When the butter gets too soft for your taste. Or when you find it in a puddle on the plate you’re using for storage
hummm I’m thinking… maybe you should use the new spread land o lakes came out with its real butter mixed with a slight amount of canolla oil, and it spreads without tearing up the bread. Another solution, for those who have time and are free of carpo tunnel … purchase a pint of heavy creme open add a fourth tsp. of salt, and shake vigorously 500 times, pour the clear blueish milk off the top, and there will be a half pint of fresh homemade butter that will spread like a dream…then go to country and find a nest of honey bees and glean some fresh honey to go with your fresh butter, oh but then you would probably have to bake fresh bread to go with all that. Or if you insist on:D real butter like I do, and or Paula Dean does,( well i’m not sure of that fact now that she has admitted to having diabetes) then perhaps you should invest in an airtight tupperware type butter dish, and place in on the stove in the morning and by the time you get your bacon and eggs and warm grits prepared, the butter will be soft enough to spread.
You know every year I make butter cookies and I frost them with real butter and I leave them out all day, and place them in the refrigerator all night and have never had a problem, and butter if kept in an airtight container and then placed back in the refrigerator at night shouldn’t be any different, I also use milk in my butter creme frosting, and have not had any problems from eating cookies that sat out all day.
If you don’t feel comfortable leaving a dairy product out all day, you can also microwave it, babysit it though, like 5 secs. at a time and it does work but you must babysit it, or you’ll have
puddle butter , try to say that real fast. If you are in need of a new refrigerator and this is a constant problem, they make refrigerators that keep your butter soft, and keep everything else cold.
WTF? Pumpkin butter?
[slight hijack]
In my family growing up we never kept the butter in the refrigerator.

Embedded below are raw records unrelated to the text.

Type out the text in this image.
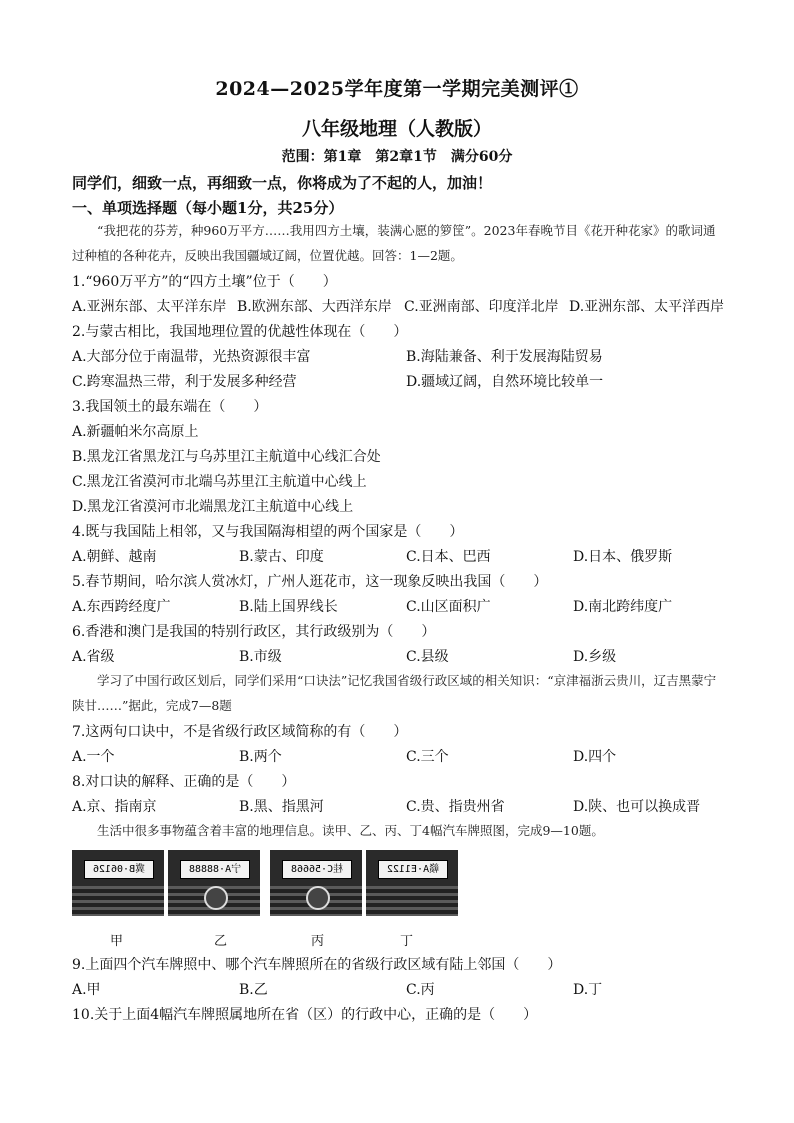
2024—2025学年度第一学期完美测评①
八年级地理（人教版）
范围：第1章　第2章1节　满分60分
同学们，细致一点，再细致一点，你将成为了不起的人，加油！
一、单项选择题（每小题1分，共25分）
“我把花的芬芳，种960万平方……我用四方土壤，装满心愿的箩筐”。2023年春晚节目《花开种花家》的歌词通过种植的各种花卉，反映出我国疆域辽阔，位置优越。回答：1—2题。
1.“960万平方”的“四方土壤”位于（　　）
A.亚洲东部、太平洋东岸 B.欧洲东部、大西洋东岸 C.亚洲南部、印度洋北岸 D.亚洲东部、太平洋西岸
2.与蒙古相比，我国地理位置的优越性体现在（　　）
A.大部分位于南温带，光热资源很丰富	B.海陆兼备、利于发展海陆贸易
C.跨寒温热三带，利于发展多种经营	D.疆域辽阔，自然环境比较单一
3.我国领土的最东端在（　　）
A.新疆帕米尔高原上
B.黑龙江省黑龙江与乌苏里江主航道中心线汇合处
C.黑龙江省漠河市北端乌苏里江主航道中心线上
D.黑龙江省漠河市北端黑龙江主航道中心线上
4.既与我国陆上相邻，又与我国隔海相望的两个国家是（　　）
A.朝鲜、越南	B.蒙古、印度	C.日本、巴西	D.日本、俄罗斯
5.春节期间，哈尔滨人赏冰灯，广州人逛花市，这一现象反映出我国（　　）
A.东西跨经度广	B.陆上国界线长	C.山区面积广	D.南北跨纬度广
6.香港和澳门是我国的特别行政区，其行政级别为（　　）
A.省级	B.市级	C.县级	D.乡级
学习了中国行政区划后，同学们采用“口诀法”记忆我国省级行政区域的相关知识：“京津福浙云贵川，辽吉黑蒙宁陕甘……”据此，完成7—8题
7.这两句口诀中，不是省级行政区域简称的有（　　）
A.一个	B.两个	C.三个	D.四个
8.对口诀的解释、正确的是（　　）
A.京、指南京	B.黑、指黑河	C.贵、指贵州省	D.陕、也可以换成晋
生活中很多事物蕴含着丰富的地理信息。读甲、乙、丙、丁4幅汽车牌照图，完成9—10题。
冀B·06126	宁A·88888	桂C·56668	赣A·E1122
甲	乙	丙	丁
9.上面四个汽车牌照中、哪个汽车牌照所在的省级行政区域有陆上邻国（　　）
A.甲	B.乙	C.丙	D.丁
10.关于上面4幅汽车牌照属地所在省（区）的行政中心，正确的是（　　）
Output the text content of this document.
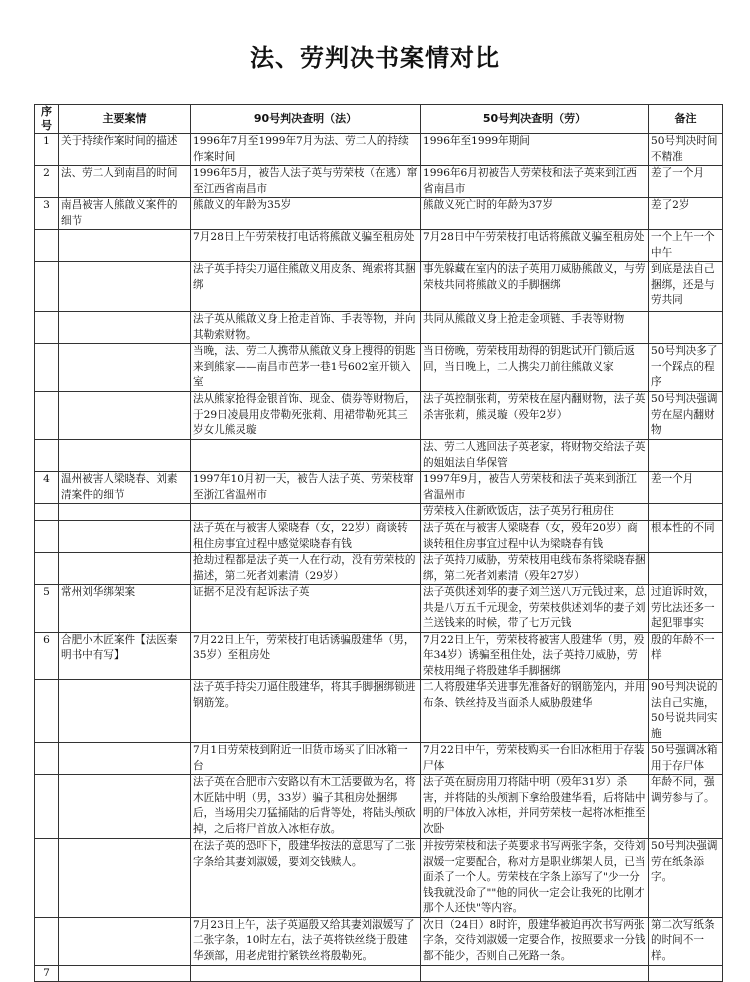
法、劳判决书案情对比
序号	主要案情	90号判决查明（法）	50号判决查明（劳）	备注
1	关于持续作案时间的描述	1996年7月至1999年7月为法、劳二人的持续作案时间	1996年至1999年期间	50号判决时间不精准
2	法、劳二人到南昌的时间	1996年5月，被告人法子英与劳荣枝（在逃）窜至江西省南昌市	1996年6月初被告人劳荣枝和法子英来到江西省南昌市	差了一个月
3	南昌被害人熊啟义案件的细节	熊啟义的年龄为35岁	熊啟义死亡时的年龄为37岁	差了2岁
		7月28日上午劳荣枝打电话将熊啟义骗至租房处	7月28日中午劳荣枝打电话将熊啟义骗至租房处	一个上午一个中午
		法子英手持尖刀逼住熊啟义用皮条、绳索将其捆绑	事先躲藏在室内的法子英用刀威胁熊啟义，与劳荣枝共同将熊啟义的手脚捆绑	到底是法自己捆绑，还是与劳共同
		法子英从熊啟义身上抢走首饰、手表等物，并向其勒索财物。	共同从熊啟义身上抢走金项链、手表等财物	
		当晚，法、劳二人携带从熊啟义身上搜得的钥匙来到熊家——南昌市芭茅一巷1号602室开锁入室	当日傍晚，劳荣枝用劫得的钥匙试开门锁后返回，当日晚上，二人携尖刀前往熊啟义家	50号判决多了一个踩点的程序
		法从熊家抢得金银首饰、现金、债券等财物后，于29日凌晨用皮带勒死张莉、用裙带勒死其三岁女儿熊灵璇	法子英控制张莉，劳荣枝在屋内翻财物，法子英杀害张莉，熊灵璇（殁年2岁）	50号判决强调劳在屋内翻财物
			法、劳二人逃回法子英老家，将财物交给法子英的姐姐法自华保管	
4	温州被害人梁晓春、刘素清案件的细节	1997年10月初一天，被告人法子英、劳荣枝窜至浙江省温州市	1997年9月，被告人劳荣枝和法子英来到浙江省温州市	差一个月
			劳荣枝入住新欧饭店，法子英另行租房住	
		法子英在与被害人梁晓春（女，22岁）商谈转租住房事宜过程中感觉梁晓春有钱	法子英在与被害人梁晓春（女，殁年20岁）商谈转租住房事宜过程中认为梁晓春有钱	根本性的不同
		抢劫过程都是法子英一人在行动，没有劳荣枝的描述，第二死者刘素清（29岁）	法子英持刀威胁，劳荣枝用电线布条将梁晓春捆绑，第二死者刘素清（殁年27岁）	
5	常州刘华绑架案	证据不足没有起诉法子英	法子英供述刘华的妻子刘兰送八万元钱过来，总共是八万五千元现金，劳荣枝供述刘华的妻子刘兰送钱来的时候，带了七万元钱	过追诉时效，劳比法还多一起犯罪事实
6	合肥小木匠案件【法医秦明书中有写】	7月22日上午，劳荣枝打电话诱骗殷建华（男，35岁）至租房处	7月22日上午，劳荣枝将被害人殷建华（男，殁年34岁）诱骗至租住处，法子英持刀威胁，劳荣枝用绳子将殷建华手脚捆绑	殷的年龄不一样
		法子英手持尖刀逼住殷建华，将其手脚捆绑锁进钢筋笼。	二人将殷建华关进事先准备好的钢筋笼内，并用布条、铁丝持及当面杀人威胁殷建华	90号判决说的法自己实施，50号说共同实施
		7月1日劳荣枝到附近一旧货市场买了旧冰箱一台	7月22日中午，劳荣枝购买一台旧冰柜用于存装尸体	50号强调冰箱用于存尸体
		法子英在合肥市六安路以有木工活要做为名，将木匠陆中明（男，33岁）骗子其租房处捆绑后，当场用尖刀猛捅陆的后背等处，将陆头颅砍掉，之后将尸首放入冰柜存放。	法子英在厨房用刀将陆中明（殁年31岁）杀害，并将陆的头颅割下拿给殷建华看，后将陆中明的尸体放入冰柜，并同劳荣枝一起将冰柜推至次卧	年龄不同，强调劳参与了。
		在法子英的恐吓下，殷建华按法的意思写了二张字条给其妻刘淑媛，要刘交钱赎人。	并按劳荣枝和法子英要求书写两张字条，交待刘淑媛一定要配合，称对方是职业绑架人员，已当面杀了一个人。劳荣枝在字条上添写了"少一分钱我就没命了""他的同伙一定会让我死的比刚才那个人还快"等内容。	50号判决强调劳在纸条添字。
		7月23日上午，法子英逼殷又给其妻刘淑媛写了二张字条，10时左右，法子英将铁丝绕于殷建华颈部，用老虎钳拧紧铁丝将殷勒死。	次日（24日）8时许，殷建华被迫再次书写两张字条，交待刘淑媛一定要合作，按照要求一分钱都不能少，否则自己死路一条。	第二次写纸条的时间不一样。
7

Even in Florida in the summer when my crazy dad decided that air conditioning was too expensive. The butter got all melty but not rancid.
Now, my husband refuses to let the butter stand at room temperature. No amount of convincing will sway his opinion that “it’s dairy, you can’t leave it at room temperature because it will kill you” or something like that.
I miss soft butter.
[/slight hijack]
Do we now have a [COLOR=“DarkOrange”]Butterist[/COLOR] instead of a Grapeist?
I dunno, but I find orange type on a white screen hard to read.
My friend used to keep butter in the fridge, and would slice it thinly and place on the bread. Worked for her!